Libia che fare?

0
617

Giovedì 24 marzo, a Roma, presso la sede della Rappresentanza in Italia della Commissione Europea (Sala Lorenzo Natali,Via Quattro Novembre 149), a partire dalle ore 11.30, l’Interprete Internazionale, web journal di politica estera, organizza, in collaborazione con la Rappresentanza in Italia della Commissione Europea e con Radio Radicale, la tavola rotonda“Mediterranea – Libia. Che fare?”, primo di una serie di appuntamenti dal titolo Riflessioni, che l’Interprete Internazionale organizzerà periodicamente come momenti di approfondimento su alcune aree del pianeta che a lungo resteranno il crocevia delle dinamiche internazionali nel XXI secolo.

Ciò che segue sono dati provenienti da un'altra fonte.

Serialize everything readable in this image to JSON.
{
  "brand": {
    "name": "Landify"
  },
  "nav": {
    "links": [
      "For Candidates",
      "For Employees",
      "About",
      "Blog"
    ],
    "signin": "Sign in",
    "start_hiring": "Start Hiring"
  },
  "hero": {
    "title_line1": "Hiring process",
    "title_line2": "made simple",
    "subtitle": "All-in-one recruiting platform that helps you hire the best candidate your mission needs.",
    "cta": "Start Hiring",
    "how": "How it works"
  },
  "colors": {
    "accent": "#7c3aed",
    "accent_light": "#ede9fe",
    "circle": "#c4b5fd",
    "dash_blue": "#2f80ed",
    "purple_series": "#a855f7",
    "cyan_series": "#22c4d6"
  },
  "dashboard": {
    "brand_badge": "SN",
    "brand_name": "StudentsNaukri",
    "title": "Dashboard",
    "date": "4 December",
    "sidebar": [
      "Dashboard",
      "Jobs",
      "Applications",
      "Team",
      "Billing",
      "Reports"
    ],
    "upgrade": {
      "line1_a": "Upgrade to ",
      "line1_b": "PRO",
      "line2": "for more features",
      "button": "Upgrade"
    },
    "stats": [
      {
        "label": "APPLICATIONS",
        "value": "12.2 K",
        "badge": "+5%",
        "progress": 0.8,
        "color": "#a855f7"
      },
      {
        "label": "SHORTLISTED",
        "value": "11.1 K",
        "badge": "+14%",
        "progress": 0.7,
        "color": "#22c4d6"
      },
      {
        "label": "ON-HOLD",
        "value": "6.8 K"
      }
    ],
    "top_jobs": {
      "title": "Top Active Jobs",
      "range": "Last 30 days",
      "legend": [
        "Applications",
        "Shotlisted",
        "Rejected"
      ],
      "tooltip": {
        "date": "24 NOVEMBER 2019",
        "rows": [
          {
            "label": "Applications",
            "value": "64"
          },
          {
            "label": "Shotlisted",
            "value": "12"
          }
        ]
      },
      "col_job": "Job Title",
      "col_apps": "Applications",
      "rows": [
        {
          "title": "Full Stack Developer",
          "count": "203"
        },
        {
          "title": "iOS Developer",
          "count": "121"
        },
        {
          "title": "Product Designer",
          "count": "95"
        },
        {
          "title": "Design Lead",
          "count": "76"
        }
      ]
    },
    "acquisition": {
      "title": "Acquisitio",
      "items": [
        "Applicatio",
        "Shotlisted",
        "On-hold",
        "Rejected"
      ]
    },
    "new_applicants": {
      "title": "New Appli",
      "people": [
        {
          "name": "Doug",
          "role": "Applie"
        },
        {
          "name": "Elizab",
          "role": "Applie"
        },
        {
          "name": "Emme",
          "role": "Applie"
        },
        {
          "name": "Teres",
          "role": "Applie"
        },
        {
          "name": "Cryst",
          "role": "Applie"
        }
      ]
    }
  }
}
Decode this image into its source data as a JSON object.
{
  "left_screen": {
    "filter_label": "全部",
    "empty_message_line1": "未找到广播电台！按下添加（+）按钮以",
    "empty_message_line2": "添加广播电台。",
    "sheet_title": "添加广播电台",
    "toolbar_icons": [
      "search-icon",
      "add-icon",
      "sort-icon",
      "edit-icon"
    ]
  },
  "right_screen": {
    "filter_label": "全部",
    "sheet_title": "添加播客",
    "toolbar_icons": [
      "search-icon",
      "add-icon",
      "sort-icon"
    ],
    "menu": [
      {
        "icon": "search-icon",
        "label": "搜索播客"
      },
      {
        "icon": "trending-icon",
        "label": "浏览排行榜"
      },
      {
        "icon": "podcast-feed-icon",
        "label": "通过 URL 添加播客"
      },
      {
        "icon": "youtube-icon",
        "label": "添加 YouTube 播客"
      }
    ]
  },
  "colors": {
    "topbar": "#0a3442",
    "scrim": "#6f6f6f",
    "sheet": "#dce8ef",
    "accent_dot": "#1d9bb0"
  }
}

“Mediterranea” sarà dunque la prima di queste riflessioni dedicata ai paesi del Nord Africa e del Medioriente, nell’acronimo inglese MENA, una sorta di “Mediterraneo allargato”, oggi agitato da diffusi sentimenti popolari di ribellione e da un insospettato forte anelito di libertà e di rigetto di dittature corrotte e insensibili al bisogno del progresso e di maggiore democrazia. Mediterranea si articolerà su un ciclo di tre dibattiti, nei mesi di marzo, aprile e maggio, che avranno per tema il futuro della Libia e il suo collocamento all’interno del “Mediterraneo allargato”; la prevedibile influenza dell’Islam nella geo-strategia dell’area, l’evoluzione economica dell’area e i possibili sviluppi di partenariato per l’Italia.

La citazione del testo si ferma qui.